By Juliet Eilperin
Washington Post Staff Writer
Wednesday, October 17, 2007
The costs of climate change to the United States will outweigh its benefits, according to a new University of Maryland study.
The analysis, conducted by the university's Center for Integrative Environmental Research and funded in part by the advocacy group Environmental Defense, represents the first comprehensive economic analysis of global warming's impact on the nation in the years to come. But the study's authors declined to put an overall price tag on climate change's future impact, saying it is impossible to predict how it would affect the U.S. economy on a broad scale.
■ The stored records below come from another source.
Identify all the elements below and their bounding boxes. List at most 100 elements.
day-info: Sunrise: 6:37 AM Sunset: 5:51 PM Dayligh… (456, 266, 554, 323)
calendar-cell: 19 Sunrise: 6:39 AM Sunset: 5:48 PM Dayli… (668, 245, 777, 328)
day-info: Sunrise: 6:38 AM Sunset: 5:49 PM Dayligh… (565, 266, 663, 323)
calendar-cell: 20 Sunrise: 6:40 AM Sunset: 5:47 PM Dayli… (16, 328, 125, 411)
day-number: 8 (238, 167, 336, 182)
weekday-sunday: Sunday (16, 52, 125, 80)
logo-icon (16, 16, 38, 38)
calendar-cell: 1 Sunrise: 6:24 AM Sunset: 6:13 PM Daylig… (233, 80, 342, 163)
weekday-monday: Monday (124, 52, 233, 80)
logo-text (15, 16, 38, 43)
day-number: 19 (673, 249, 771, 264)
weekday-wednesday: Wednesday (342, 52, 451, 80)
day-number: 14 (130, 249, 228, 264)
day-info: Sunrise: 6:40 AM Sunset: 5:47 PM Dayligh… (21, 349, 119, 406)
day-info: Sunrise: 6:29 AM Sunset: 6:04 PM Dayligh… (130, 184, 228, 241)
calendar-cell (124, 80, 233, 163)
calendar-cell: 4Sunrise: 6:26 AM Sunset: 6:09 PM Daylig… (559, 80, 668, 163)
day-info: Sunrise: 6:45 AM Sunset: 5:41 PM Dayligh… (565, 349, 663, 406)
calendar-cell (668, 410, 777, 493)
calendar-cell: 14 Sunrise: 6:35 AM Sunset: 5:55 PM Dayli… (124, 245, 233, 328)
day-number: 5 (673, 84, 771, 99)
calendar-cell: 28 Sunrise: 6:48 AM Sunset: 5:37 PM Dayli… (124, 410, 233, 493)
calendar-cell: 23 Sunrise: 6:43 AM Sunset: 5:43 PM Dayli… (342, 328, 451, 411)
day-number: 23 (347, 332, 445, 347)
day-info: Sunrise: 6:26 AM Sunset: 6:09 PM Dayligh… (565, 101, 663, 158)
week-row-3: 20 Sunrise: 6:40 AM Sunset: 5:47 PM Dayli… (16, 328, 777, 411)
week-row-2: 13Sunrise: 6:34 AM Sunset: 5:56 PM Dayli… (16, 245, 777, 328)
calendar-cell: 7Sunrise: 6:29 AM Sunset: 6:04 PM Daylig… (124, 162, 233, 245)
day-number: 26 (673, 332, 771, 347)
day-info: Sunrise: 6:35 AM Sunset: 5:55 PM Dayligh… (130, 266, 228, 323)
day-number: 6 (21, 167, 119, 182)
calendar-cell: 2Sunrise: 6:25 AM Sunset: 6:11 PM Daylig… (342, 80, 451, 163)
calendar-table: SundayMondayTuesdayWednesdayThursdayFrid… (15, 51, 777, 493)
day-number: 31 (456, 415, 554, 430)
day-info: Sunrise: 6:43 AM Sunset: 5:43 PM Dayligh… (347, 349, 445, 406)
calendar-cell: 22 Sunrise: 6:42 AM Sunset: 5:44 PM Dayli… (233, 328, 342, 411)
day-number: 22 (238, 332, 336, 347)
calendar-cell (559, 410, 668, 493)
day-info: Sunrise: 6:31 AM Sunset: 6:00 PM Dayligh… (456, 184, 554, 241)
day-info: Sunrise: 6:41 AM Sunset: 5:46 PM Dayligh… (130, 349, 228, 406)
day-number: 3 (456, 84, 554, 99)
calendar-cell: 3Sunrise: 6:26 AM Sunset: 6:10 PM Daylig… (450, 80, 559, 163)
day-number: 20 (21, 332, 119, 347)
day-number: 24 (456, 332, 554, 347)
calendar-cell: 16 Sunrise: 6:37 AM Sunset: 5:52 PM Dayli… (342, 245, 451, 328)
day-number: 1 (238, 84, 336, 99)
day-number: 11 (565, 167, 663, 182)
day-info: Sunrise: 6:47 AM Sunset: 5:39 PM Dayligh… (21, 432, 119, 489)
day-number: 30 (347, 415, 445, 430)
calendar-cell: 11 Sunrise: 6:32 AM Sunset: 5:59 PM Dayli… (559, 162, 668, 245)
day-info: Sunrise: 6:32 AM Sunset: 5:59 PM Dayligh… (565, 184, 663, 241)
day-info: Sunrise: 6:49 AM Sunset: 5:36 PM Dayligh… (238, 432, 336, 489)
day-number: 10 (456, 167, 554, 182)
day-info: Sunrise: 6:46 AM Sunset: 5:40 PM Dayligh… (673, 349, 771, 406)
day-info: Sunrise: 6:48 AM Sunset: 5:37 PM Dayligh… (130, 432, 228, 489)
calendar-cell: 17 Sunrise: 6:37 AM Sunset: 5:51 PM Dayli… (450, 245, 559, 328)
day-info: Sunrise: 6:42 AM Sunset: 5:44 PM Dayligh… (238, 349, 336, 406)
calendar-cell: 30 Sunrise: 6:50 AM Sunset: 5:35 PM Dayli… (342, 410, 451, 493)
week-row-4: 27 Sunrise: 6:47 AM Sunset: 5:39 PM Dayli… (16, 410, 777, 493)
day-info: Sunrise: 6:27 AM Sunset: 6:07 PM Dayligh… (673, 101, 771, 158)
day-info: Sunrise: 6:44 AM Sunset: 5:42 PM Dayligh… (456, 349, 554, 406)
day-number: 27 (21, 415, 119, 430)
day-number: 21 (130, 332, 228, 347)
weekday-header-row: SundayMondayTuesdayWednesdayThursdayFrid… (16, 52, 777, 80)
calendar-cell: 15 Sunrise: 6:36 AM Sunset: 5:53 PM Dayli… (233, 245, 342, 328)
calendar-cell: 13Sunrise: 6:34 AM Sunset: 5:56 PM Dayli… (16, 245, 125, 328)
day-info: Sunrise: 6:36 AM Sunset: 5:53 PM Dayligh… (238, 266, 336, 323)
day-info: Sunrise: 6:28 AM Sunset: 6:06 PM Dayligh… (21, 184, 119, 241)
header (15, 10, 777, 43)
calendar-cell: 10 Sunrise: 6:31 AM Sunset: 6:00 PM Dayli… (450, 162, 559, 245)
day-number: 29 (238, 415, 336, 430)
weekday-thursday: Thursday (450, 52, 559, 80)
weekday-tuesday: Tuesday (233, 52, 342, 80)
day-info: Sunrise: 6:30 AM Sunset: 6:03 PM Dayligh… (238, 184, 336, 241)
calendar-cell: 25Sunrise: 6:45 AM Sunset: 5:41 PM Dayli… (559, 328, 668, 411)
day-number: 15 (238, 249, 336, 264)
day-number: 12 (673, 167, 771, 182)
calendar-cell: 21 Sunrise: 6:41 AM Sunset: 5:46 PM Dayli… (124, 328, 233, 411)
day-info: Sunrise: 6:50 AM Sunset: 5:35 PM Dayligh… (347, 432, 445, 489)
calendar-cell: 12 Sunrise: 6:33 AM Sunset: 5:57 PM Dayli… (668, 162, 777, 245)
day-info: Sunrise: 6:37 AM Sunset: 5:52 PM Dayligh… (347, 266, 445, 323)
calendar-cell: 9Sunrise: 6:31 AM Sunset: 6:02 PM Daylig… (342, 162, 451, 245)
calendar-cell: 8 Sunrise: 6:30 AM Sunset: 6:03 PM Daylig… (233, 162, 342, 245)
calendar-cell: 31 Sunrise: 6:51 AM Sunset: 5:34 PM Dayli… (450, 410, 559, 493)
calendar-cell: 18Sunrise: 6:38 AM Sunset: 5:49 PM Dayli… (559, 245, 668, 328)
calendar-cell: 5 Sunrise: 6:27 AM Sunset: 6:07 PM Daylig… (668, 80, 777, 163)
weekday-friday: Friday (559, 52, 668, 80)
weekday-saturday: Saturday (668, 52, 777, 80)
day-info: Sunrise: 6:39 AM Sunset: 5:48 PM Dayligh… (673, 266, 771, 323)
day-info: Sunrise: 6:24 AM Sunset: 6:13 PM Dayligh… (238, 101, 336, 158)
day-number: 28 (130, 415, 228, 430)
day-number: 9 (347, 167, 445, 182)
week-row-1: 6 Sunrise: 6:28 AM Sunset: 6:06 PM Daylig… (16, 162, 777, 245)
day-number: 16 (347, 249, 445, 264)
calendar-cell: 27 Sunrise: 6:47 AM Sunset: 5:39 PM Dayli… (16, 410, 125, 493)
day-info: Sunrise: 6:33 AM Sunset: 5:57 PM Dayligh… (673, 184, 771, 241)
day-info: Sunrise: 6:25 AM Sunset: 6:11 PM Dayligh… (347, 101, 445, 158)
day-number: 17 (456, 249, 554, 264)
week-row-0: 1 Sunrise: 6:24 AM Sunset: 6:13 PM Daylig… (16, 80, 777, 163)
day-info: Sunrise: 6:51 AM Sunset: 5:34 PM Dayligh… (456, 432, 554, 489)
"Economic costs of climate change will occur throughout the country," said Matthias Ruth, the study's lead author, in a conference call with reporters. "We've connected the dots as far as the data would allow."
Global warming will strain public budgets and raise the costs of cooling American homes, the authors write, and it will provide only temporary benefits to the mid-Atlantic's agricultural sector. For example, a predicted rise in sea level would require Hawaii to spend nearly $2 billion on upgrading its drinking water and wastewater facilities over the next 20 years.
The report was deliberately less broad than the Stern report the British government released a year ago, which estimated that failing to address climate change could lead to environmental problems that would cost 5 to 20 percent of the world's annual gross domestic product.
Terry L. Anderson, executive director of the libertarian Property and Environment Research Center in Bozeman, Mont., said he found yesterday's study more believable, because more targeted analyses of individual sectors in different geographical regions "can be reasonably informative. I have more faith in microstudies than the more sweeping ones."